Drink water. Pop a multivitamin.

These are just basic rules of the road for hardcore boozing. You don't want to get railroaded by your insatiable appetite for intoxication; the crowds alone will twist your mind inside-out with knotty disorientation. A glass of ice-cold water betwixt every beer-and-a-shot, and you'll be just fine. Vitamins B and C will help; pop those early if you have 'em at the house or something.

Don't get arrested. Don't end up in a hospital.

Everything is on high-alert all day on St. Pat's — the cops, the health concerns, the liquor-to-beer ratios. "Don't act like a moron" is a kind of basic-level rule for most days, but on St. Patrick's Day the idea is even more important. Everyone is gonna be wacky and wild; you don't want to stand out and attract the attention of some wandering handcuffs. Even worse: You don't want to be "that guy" who lands on a gurney en route to Metro by midday. Your friends will be pissed!

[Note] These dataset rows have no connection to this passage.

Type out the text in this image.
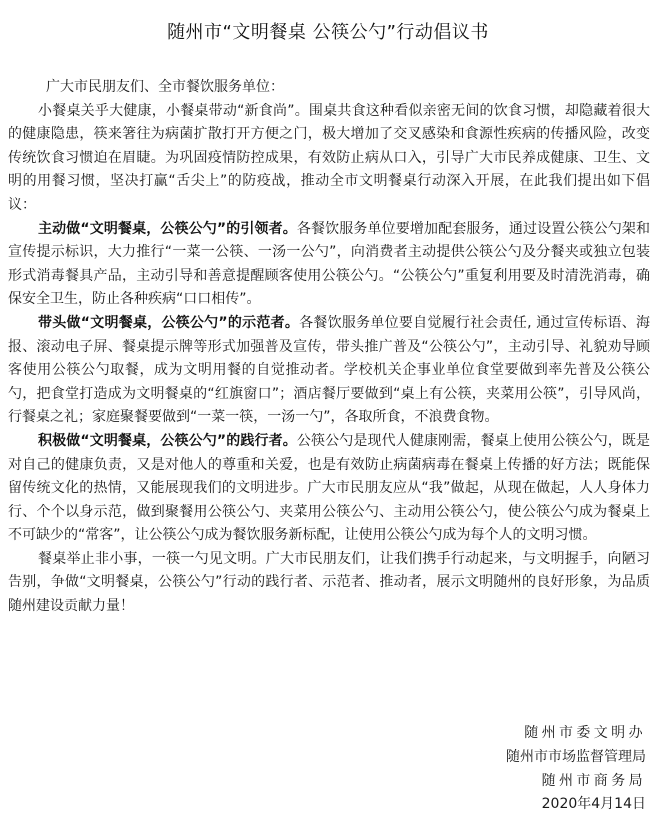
随州市“文明餐桌 公筷公勺”行动倡议书

广大市民朋友们、全市餐饮服务单位：

小餐桌关乎大健康，小餐桌带动“新食尚”。围桌共食这种看似亲密无间的饮食习惯，却隐藏着很大的健康隐患，筷来箸往为病菌扩散打开方便之门，极大增加了交叉感染和食源性疾病的传播风险，改变传统饮食习惯迫在眉睫。为巩固疫情防控成果，有效防止病从口入，引导广大市民养成健康、卫生、文明的用餐习惯，坚决打赢“舌尖上”的防疫战，推动全市文明餐桌行动深入开展，在此我们提出如下倡议：

主动做“文明餐桌，公筷公勺”的引领者。各餐饮服务单位要增加配套服务，通过设置公筷公勺架和宣传提示标识，大力推行“一菜一公筷、一汤一公勺”，向消费者主动提供公筷公勺及分餐夹或独立包装形式消毒餐具产品，主动引导和善意提醒顾客使用公筷公勺。“公筷公勺”重复利用要及时清洗消毒，确保安全卫生，防止各种疾病“口口相传”。

带头做“文明餐桌，公筷公勺”的示范者。各餐饮服务单位要自觉履行社会责任, 通过宣传标语、海报、滚动电子屏、餐桌提示牌等形式加强普及宣传，带头推广普及“公筷公勺”，主动引导、礼貌劝导顾客使用公筷公勺取餐，成为文明用餐的自觉推动者。学校机关企事业单位食堂要做到率先普及公筷公勺，把食堂打造成为文明餐桌的“红旗窗口”；酒店餐厅要做到“桌上有公筷，夹菜用公筷”，引导风尚，行餐桌之礼；家庭聚餐要做到“一菜一筷，一汤一勺”，各取所食，不浪费食物。

积极做“文明餐桌，公筷公勺”的践行者。公筷公勺是现代人健康刚需，餐桌上使用公筷公勺，既是对自己的健康负责，又是对他人的尊重和关爱，也是有效防止病菌病毒在餐桌上传播的好方法；既能保留传统文化的热情，又能展现我们的文明进步。广大市民朋友应从“我”做起，从现在做起，人人身体力行、个个以身示范，做到聚餐用公筷公勺、夹菜用公筷公勺、主动用公筷公勺，使公筷公勺成为餐桌上不可缺少的“常客”，让公筷公勺成为餐饮服务新标配，让使用公筷公勺成为每个人的文明习惯。

餐桌举止非小事，一筷一勺见文明。广大市民朋友们，让我们携手行动起来，与文明握手，向陋习告别，争做“文明餐桌，公筷公勺”行动的践行者、示范者、推动者，展示文明随州的良好形象，为品质随州建设贡献力量！

随州市委文明办
随州市市场监督管理局
随州市商务局
2020年4月14日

Bring a flask. Instant friends.

Still, short of trips to the hospital or the clink, the whole idea is to drink hard, right? Lines at any bar will be insane. You'll spend a large portion of the day just waiting — for the parade to move on, for the bartender to spot you, for your bud to take a leak behind that wall over there — so come prepared with a flask of your favorite hooch. This will make you something of a crowdpleaser throughout the day, and the errant nip will keep you in high spirits as the swirl of holiday chaos wears on your soul.

Learn Gaelic passingly.

There's nothing like spouting off some fine Gaelic phrases on St. Patrick's Day. Try: "Pionta Guinness, le do thoil" ("A pint of Guinness, please"); "Tabhair póg dom, táim Éireannach" ("Kiss me, I'm Irish"); "Póg mo thóin!" ("Kiss my ass," pronounced like the name of a certain Lakewood bar); and the simple yet effective "ar meisce" ("drunk"). You won't be able to pronounce any of these, so you'll end up sounding like everyone else: slurry and jovial.